Developing a Speech Interface for use in Assistive Service Robots.
This research was conducted as part of my engineering masters program and the continuation of work begun during a summer internship.
The focus of this research was to develop a direct speech classifier.
This is module that distinguishes between speech directed at the robot and other environmental noises.
The worlds ageing population is increasing at a dramatic rate....

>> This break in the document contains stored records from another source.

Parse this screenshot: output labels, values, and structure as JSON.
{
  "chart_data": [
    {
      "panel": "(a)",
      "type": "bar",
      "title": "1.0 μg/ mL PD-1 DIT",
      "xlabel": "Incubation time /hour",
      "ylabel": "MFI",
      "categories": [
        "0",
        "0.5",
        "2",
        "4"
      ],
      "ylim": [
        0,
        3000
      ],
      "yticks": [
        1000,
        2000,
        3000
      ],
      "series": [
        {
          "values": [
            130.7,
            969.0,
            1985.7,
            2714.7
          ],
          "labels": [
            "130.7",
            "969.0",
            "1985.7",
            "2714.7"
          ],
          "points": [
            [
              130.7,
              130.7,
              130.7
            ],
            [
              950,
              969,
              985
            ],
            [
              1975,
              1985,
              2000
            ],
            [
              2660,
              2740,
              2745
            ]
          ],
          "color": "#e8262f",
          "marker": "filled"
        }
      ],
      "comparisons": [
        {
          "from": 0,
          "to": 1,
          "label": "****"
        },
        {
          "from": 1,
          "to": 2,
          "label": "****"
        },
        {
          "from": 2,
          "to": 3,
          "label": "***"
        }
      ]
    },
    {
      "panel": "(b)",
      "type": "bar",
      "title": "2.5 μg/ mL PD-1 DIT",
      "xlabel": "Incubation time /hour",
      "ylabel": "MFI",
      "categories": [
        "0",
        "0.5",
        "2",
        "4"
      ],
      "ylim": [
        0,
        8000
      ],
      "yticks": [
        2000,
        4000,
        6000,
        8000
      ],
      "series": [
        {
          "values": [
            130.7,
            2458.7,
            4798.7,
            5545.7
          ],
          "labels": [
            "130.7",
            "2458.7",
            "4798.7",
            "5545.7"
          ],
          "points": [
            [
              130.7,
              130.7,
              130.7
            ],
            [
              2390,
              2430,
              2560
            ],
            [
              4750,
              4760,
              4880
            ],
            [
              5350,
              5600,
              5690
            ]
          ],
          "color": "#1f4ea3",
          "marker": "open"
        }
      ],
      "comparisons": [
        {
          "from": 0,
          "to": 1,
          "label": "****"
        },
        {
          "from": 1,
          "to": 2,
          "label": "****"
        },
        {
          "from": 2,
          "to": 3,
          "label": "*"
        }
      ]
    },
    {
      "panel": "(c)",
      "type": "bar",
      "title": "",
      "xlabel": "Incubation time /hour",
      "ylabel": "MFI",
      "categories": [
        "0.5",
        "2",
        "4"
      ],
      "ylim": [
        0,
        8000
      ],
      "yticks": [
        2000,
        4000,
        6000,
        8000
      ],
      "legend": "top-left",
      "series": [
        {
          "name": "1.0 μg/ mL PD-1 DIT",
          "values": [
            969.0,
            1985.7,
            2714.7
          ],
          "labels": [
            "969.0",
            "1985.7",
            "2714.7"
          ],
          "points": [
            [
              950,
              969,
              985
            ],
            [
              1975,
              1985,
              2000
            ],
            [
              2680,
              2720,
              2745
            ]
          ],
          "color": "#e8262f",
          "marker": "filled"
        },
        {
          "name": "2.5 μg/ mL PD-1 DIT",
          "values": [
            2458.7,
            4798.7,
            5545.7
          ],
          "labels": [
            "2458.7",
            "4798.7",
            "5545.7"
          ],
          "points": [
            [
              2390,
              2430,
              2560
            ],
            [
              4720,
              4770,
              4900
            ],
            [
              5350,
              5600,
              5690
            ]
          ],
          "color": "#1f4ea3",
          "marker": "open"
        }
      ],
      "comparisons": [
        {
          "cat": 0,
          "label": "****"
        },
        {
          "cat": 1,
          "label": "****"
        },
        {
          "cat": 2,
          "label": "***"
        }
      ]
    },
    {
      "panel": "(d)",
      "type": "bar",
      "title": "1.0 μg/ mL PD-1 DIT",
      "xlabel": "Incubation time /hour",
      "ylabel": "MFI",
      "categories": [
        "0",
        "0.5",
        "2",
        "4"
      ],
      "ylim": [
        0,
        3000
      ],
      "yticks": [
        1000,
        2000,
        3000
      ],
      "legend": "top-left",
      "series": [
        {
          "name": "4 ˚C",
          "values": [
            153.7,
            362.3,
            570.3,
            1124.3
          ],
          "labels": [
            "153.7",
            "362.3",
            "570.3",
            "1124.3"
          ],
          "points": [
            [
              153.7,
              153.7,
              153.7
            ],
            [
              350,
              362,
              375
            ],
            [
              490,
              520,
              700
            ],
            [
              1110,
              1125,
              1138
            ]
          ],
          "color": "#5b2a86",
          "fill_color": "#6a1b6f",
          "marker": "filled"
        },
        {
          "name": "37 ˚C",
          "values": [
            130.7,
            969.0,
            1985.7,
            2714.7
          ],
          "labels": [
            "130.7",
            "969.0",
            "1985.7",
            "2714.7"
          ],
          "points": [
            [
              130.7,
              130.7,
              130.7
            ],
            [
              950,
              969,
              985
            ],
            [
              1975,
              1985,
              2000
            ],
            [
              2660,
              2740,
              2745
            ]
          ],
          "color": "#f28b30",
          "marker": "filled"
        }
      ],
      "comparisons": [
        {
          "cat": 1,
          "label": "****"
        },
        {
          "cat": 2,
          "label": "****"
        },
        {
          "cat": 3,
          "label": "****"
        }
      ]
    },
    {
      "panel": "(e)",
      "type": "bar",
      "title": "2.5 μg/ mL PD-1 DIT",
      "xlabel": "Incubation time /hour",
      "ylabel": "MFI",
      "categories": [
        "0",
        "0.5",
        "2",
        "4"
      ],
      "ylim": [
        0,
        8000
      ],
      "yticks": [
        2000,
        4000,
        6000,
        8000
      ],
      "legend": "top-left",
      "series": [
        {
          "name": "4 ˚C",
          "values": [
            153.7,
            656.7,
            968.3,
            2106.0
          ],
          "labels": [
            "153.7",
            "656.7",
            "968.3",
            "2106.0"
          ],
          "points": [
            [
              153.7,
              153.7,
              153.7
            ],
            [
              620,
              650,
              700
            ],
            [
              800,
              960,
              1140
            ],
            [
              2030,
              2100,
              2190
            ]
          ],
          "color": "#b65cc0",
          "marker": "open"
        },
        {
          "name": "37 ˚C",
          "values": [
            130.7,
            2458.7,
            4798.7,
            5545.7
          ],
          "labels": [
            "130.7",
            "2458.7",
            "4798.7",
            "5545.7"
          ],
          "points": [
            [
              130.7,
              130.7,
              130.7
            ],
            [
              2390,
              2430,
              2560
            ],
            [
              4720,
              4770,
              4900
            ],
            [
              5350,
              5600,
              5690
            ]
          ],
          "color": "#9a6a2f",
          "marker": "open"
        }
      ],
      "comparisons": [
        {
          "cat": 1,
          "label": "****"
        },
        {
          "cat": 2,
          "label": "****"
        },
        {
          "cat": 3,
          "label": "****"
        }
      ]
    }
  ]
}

With the expected increase in the number of people over the age of 65, comes a need for more facilities to assist them in living independent lives. The current model of the care industry is not equipped to handle the impending surge in demand, so the sector is crying out for innovation. Assistive service robots may be part of the solution to this problem. There needs to be a way of controlling these devices and given the target users, voice control would appear the best option for a control interface.
Speech Processing.
The first thing that needed to be decided on was a metric to judge the sound samples on. Through an extensive literature multiple speech properties were examined and compared until finally I settled on using Mel Frequency Spectrograms. It seemed like the perfect choice as the mel scale aplfies frequencies associated with human voice and the image based nature of the spectrogram made for easy integration into the CNN. Audio clips would be fed into a script to split the audio files in 4 second chunks.This strayed from the norm as sounds are usually analyzed in much shorter windows ( < 250ms). However I wasn't interested in the content of the speech (i.e exactly what someone was saying), just in the presence of speech in a sample so I did not need the same level of fidelity. Then each clip was converted from a wav file to a Mel Spectrogram using the Librosa library for Python.
Creating the Dataset.
One major issue I found with previous research into speech classification with the size and quality of the datasets used. A lot of speech recognition models are trained on relatively small, clean datasets in laboratory condition. While this can be great for proof of concept, my research was more focused on on creating something to be used in a real-world setting therefore creating my own database was an essential part of the process. I used subsets of Google's AudioSet and the UrbanSound8K dataset along with field recordings in order to try and create a robust recognition model. Podcasts , Audiobooks and actual recordings of one sided conversations were used for the samples of direct speech. Ambient sounds such as kitchen noises, field recording of libraries ,cafes and hallways and other environmental sounds clips were used as the non speech classes. I also mixed speech and non speech samples together to varying degrees in order to discourage the model from overfitting to the training data. The dataset consisited of 20 hours of audio files, 10 hours of speech (50/50 male/female voices) and 10 hours of environmental noise (30% included some level of background coversation).
Model Devlopment.
First step in model development was choosing a suitable benchmark. Since using CNN’s for speech classification was a relatively novel approach at the time there weren't many existing models that I could use freely for my research. Therefore I chose to split the benchmarking process into two sections; the application and the technology. The WebRTC VAD (voice activity detection) algorithm was chosen as the benchmark mark for my models performance at completing its classification task. The WebRTC model is considered one of the gold standards in Voice Activity Detection so it was an obvious choice to compare against.However it runs off completely different input parameters and uses a statistically model rather than and a neural network therefore I would have have to chose another model for comparison to see how well it was implemented. I chose both the ResNet 50 and VGG 19 for this purpose as they are well established open sourced image classification models . Using transfer learning I was able to adjust the model weights to fit my purpose using my new dataset. The custom convolutional neural network that was developed as part of this research combined the strived to both be light weight, like the WebRTC, so it could be used on smaller embedded systems but still mretain some of the powerful pattern recogniton adapibilty of the CNNs.
Testing and Analysis.
For the testing the dataset was given a 70/20/10 split. 70% being used model training, 20% for validation and the remaining 10% remaining unseen by the model to ensure fair testing. Each model also was put through 3 classification tasks Binary(Speech/NonSpeech) 3 Class with added the background speech class and 6 Class in which the background noise was broken up into several subsections. The models computation time was also recorded. The models precision and recall were used as points of comparison. Precision being how many many times it correctly identified a sample and recall describing how well it could recognise a particular class. Both were then combined to get a full picture of each models accuracy. The neural networks were further dissected with layer activation information being extracted. This could allowed me to take a peek under the hood of these neural networks and get an idea of what patterns and feature were causing each layer to activate ,thus how the model was making its classification decisions.